Trotzdem war die Aufnahme des dunklen Flecks eine Sensation. Dazu mussten die Beobachtungsdaten eines weltumspannenden Netzwerks aus Teleskopen kombiniert werden. Die dafür verantwortliche Event-Horizon-Telescope-Kollaboration veröffentlichte 2022 außerdem ein Bild des Schwarzen Lochs im Zentrum unserer Milchstraße. Bislang sind diese zwei supermassiven Schwarzen Löcher die einzigen, deren Akkretionsscheiben samt den dazugehörigen Schatten in der Mitte sichtbar gemacht werden konnten.

Das nun veröffentlichte Bild wurde aus Aufnahmen des Global Millimetre VLBI Array (GMVA), des Atacama Large Millimeter/submillimeter Array (ALMA) und des Greenland Telescope zusammengesetzt. Der nun beobachtete Ring ist etwa 50 Prozent größer als bei der ersten Aufnahme von M87.
Foto: R.-S. Lu (SHAO), E. Ros (MPIfR), S. Dagnello (NRAO/AUI/NSF)

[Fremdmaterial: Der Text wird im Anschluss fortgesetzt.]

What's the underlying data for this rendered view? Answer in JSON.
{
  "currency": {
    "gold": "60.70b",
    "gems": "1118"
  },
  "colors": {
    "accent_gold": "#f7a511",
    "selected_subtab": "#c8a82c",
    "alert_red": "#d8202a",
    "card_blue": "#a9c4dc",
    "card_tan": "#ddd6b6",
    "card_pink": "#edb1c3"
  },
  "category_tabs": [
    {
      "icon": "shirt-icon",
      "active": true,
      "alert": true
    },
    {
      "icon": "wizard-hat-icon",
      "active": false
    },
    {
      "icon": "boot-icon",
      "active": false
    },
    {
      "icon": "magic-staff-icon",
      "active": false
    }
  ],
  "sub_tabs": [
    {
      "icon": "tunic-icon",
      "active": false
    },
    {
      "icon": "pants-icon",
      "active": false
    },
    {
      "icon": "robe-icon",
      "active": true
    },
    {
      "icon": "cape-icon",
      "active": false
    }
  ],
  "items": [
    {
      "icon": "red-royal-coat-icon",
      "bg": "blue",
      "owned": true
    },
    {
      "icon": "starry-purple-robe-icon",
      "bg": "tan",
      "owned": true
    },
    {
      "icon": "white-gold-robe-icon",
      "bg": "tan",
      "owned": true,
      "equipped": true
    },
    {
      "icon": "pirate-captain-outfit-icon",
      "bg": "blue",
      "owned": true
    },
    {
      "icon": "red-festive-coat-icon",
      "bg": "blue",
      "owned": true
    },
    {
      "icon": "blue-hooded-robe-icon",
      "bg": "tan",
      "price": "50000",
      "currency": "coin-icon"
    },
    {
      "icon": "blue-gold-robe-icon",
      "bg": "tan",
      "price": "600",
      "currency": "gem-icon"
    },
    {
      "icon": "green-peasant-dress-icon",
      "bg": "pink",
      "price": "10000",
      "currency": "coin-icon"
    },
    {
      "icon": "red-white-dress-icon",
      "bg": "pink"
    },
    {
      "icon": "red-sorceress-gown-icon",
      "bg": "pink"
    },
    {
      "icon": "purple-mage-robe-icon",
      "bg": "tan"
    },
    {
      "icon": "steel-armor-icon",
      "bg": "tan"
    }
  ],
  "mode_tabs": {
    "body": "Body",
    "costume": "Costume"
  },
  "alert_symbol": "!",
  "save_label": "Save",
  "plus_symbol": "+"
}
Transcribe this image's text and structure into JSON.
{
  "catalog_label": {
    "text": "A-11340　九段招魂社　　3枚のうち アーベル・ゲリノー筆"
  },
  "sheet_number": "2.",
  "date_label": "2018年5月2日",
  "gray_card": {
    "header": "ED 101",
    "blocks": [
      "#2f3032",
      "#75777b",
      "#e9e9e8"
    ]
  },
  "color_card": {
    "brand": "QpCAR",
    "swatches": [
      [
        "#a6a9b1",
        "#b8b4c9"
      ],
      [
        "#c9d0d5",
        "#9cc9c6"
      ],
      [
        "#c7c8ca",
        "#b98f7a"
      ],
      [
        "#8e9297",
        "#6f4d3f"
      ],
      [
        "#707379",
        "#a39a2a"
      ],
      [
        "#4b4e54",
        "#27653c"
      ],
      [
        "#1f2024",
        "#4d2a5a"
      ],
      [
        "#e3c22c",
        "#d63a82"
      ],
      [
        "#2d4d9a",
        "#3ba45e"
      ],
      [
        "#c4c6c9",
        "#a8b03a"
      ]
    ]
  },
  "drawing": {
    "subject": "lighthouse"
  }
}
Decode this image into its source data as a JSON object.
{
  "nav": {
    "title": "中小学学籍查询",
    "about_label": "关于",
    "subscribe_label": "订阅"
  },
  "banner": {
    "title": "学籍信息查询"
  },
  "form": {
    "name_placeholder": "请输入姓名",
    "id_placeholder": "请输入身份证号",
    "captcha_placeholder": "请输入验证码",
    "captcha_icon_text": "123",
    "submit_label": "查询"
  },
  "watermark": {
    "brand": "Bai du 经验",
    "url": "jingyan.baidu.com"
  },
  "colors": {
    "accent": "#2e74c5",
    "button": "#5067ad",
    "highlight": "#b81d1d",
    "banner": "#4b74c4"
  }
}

Neue Aufnahme des Schattens samt Jet

Nun wurde im Fachjournal "Nature" ein neues Bild des Schwarzen Lochs M87 – das als erstes dargestellt wurde – veröffentlicht. Und diesmal ist neben dem Schatten auch mehr von der Umgebung sichtbar, die einen Eindruck von den extremen Vorgängen um ein Schwarzes Loch vermittelt. Es ist das erste Mal, dass die unmittelbare Umgebung eines Schwarzen Lochs gemeinsam mit der ausgestoßenen Materie abgebildet werden konnte.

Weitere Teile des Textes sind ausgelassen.